The new millennium has taken the real estate industry for a pretty wild ride. Nothing but up, up and away have gone prices, with inventory availability down to a severe low, keeping it interesting. Yet real estate is a still hot commodity…and a solid investment. Despite last year’s nail-biting stock market fluctuations, patience-trying political transition and worry-provoking issues concerning the national economy, real estate has stood tall through it all, especially in major cities. In fact, economists say we’re enjoying one of the healthiest real estate markets in history, and anticipate no chance of a downward cycle within the next two years. Add to the mix solid job growth in major metro areas plus lowered interest rates to inspire even skeptical buyers, and you can bet real estate will continue to weather the storm as a top performer as predicted.
Take New York. Based on year-end 2000 sales statistics calculated by The Corcoran Group, there’s no question that Manhattan’s luxury real estate market will ever be the same! The astonishing renaissance of New York City has demonstrated its resilience to threats of sluggish economic conditions with phenomenal increases in the average sales price indices over 1999’s record high levels. One thing’s certain…owning NYC real estate is still the ultimate status symbol among ultra-status conscious New Yorkers. The past year may have been a roller coaster ride for Wall Street, but our real estate clients have remained extremely calm and confident.
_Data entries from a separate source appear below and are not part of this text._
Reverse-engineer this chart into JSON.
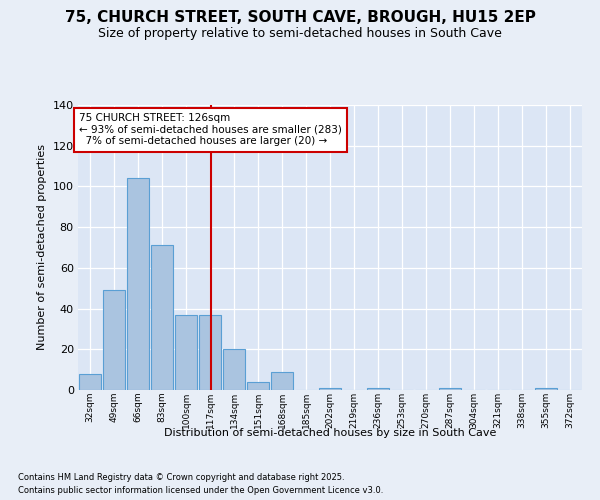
{
  "title": "75, CHURCH STREET, SOUTH CAVE, BROUGH, HU15 2EP",
  "subtitle": "Size of property relative to semi-detached houses in South Cave",
  "xlabel": "Distribution of semi-detached houses by size in South Cave",
  "ylabel": "Number of semi-detached properties",
  "footnote1": "Contains HM Land Registry data © Crown copyright and database right 2025.",
  "footnote2": "Contains public sector information licensed under the Open Government Licence v3.0.",
  "bins": [
    32,
    49,
    66,
    83,
    100,
    117,
    134,
    151,
    168,
    185,
    202,
    219,
    236,
    253,
    270,
    287,
    304,
    321,
    338,
    355,
    372
  ],
  "bin_labels": [
    "32sqm",
    "49sqm",
    "66sqm",
    "83sqm",
    "100sqm",
    "117sqm",
    "134sqm",
    "151sqm",
    "168sqm",
    "185sqm",
    "202sqm",
    "219sqm",
    "236sqm",
    "253sqm",
    "270sqm",
    "287sqm",
    "304sqm",
    "321sqm",
    "338sqm",
    "355sqm",
    "372sqm"
  ],
  "values": [
    8,
    49,
    104,
    71,
    37,
    37,
    20,
    4,
    9,
    0,
    1,
    0,
    1,
    0,
    0,
    1,
    0,
    0,
    0,
    1,
    0
  ],
  "bar_color": "#aac4e0",
  "bar_edge_color": "#5a9fd4",
  "property_size": 126,
  "pct_smaller": 93,
  "n_smaller": 283,
  "pct_larger": 7,
  "n_larger": 20,
  "vline_color": "#cc0000",
  "annotation_box_color": "#cc0000",
  "bg_color": "#e8eef7",
  "plot_bg_color": "#dce6f5",
  "ylim": [
    0,
    140
  ],
  "yticks": [
    0,
    20,
    40,
    60,
    80,
    100,
    120,
    140
  ]
}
Other cities nationwide are also experiencing similar trends and exceptional market strength. Let’s first look at New York City’s remarkable stats, then we’ll jet across country to see how other major cities stack up…
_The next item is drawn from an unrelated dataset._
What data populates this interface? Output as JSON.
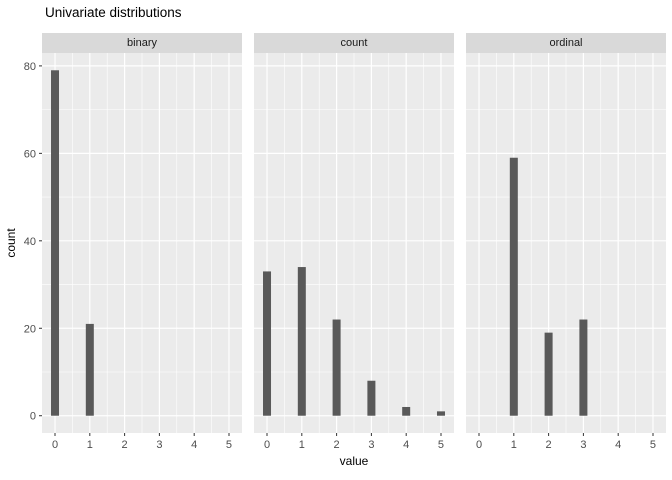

It you can make it there, you can make it anywhere, right? Real estate growth made it big time in the Big Apple last year, setting the pace for our other big cities. We’re seeing several dichotomies in trends, however. First, there are still more buyers than sellers in the market. Buyers today have more cash to spend, yet seem more hesitant to commit than last year. Even those willing to take the plunge may have to wait, due to the still prevalent shortage of nice apartments (except for super-expensive properties over $10 million, which are readily available). While the days of wild bidding over asking price may be gone, competitive bidding on choice properties continues as an everyday occurrence. Prices are still on the rise but apartments are taking a bit longer to sell, with deal signing time also lagging somewhat.